The fact that these countries have a free-trade agreement with China under the fold of the ASEAN is an added advantage. According to a survey by the American Chamber of Commerce in China, 35% of the companies operating in China have moved or have considered moving their production bases to other countries, including Southeast Asia.
Bangladesh's weakness
Our country has failed to attract the desired advantage of the China plus one policy despite the comparative advantage of low-cost labour. The relocation of industries not only depends upon low-cost labour as investors have analyzed the differences between these locations highlighting the important role that rules of origin play in determining the cost of products and amount of investment.
The bilateral, regional, and multilateral FTA and PTA determine the tax and rate of value addition for determining the country of origin for export.
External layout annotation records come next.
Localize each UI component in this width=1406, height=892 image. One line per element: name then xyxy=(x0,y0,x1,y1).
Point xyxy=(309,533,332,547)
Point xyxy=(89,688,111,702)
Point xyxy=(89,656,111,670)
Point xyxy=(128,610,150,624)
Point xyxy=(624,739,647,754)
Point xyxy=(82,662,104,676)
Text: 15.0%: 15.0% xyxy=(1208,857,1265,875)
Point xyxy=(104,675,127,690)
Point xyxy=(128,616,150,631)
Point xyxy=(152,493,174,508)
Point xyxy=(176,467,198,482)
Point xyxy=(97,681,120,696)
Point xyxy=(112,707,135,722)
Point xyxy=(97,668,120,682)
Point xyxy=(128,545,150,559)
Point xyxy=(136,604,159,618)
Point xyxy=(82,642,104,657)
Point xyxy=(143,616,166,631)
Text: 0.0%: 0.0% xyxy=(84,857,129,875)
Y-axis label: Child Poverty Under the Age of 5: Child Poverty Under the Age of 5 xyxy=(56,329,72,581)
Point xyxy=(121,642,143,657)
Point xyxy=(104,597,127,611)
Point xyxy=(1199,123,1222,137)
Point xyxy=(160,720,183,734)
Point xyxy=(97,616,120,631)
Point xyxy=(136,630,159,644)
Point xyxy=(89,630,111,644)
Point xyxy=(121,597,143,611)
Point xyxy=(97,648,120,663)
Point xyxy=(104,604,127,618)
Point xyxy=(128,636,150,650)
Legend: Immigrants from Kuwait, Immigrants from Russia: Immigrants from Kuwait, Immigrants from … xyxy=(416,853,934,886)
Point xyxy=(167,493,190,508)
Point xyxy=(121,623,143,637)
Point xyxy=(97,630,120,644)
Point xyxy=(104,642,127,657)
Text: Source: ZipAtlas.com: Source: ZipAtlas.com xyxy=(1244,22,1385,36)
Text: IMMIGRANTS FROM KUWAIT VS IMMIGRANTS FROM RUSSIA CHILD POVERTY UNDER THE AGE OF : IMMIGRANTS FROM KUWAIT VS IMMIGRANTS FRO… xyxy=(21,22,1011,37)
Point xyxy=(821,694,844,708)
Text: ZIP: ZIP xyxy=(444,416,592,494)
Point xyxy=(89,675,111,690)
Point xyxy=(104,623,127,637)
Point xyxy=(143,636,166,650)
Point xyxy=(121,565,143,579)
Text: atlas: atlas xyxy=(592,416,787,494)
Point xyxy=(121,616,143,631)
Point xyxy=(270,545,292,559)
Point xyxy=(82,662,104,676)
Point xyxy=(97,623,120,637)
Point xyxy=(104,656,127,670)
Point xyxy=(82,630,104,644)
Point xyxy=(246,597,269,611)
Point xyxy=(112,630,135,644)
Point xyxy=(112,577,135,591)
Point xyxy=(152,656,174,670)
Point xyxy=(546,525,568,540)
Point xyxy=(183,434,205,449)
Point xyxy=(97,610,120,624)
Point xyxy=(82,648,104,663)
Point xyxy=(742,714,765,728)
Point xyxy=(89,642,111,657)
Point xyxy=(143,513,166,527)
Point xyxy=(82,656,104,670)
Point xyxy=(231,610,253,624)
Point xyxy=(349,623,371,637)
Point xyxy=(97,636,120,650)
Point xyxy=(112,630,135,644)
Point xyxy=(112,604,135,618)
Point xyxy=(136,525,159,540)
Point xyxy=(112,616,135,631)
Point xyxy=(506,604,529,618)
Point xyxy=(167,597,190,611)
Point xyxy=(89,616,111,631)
All of the candidate countries have FTA with countries in the global value chain, from source of raw materials to ultimate consumer countries.
Bangladesh relies on duty free, quota free advantage as a least developed country (LDC). The uncertainty of this status, with the impending graduation from LDC status by 2024 and a reluctance in signing of FTA and PTA for Bangladesh has paved the way to an uncertain future for our nation in the global value chain.
Bangladesh should study the reasons behind re-location of China-based industries to other countries even where the cost of labour is higher than ours. The cost of labour in such countries is even higher than China but industries are relocating due to other advantages such as cost of doing business, ease of doing business, better infrastructure, better regulations, etc. Bangladesh should come forward with a realistic approach to mimic that kind of attraction.
The administration can prepare an evidence based comparative statement of all the index of measuring cost of doing business and ease of doing business with different counties in South Asia and ASEAN countries for negotiation for relocation of industries under China-plus-one policy.
As it stands, India has signed, or is negotiating, FTAs with more than 40 countries, including those in ASEAN (effective since 2010), Korea (effective since 2010), Japan (effective since 2011), the EU, and others. Overseas investors will get tax exemption in most of the market of the word due to India FTA with other countries.
What can we do?
Bangladesh authorities should understand why its strategy failed to bring these industries into the fold. Another opportunity was created due to Covid-19 and the sanctions of the US against China, and indeed the stimulus package of the Japanese government for the China plus one policy.
Overseas investors are not attracted to low-cost, low-efficient labour -- this our industries and our government need to understand better than anything else. Bangladesh should reduce the cost of doing business and work towards improving our ease of doing business.
We need to aggressively go for an FTA with major countries like China, India, ASEAN, the EU, the US, and Japan.
MS Siddiqui is Non-Government Adviser, Bangladesh Competition Commission.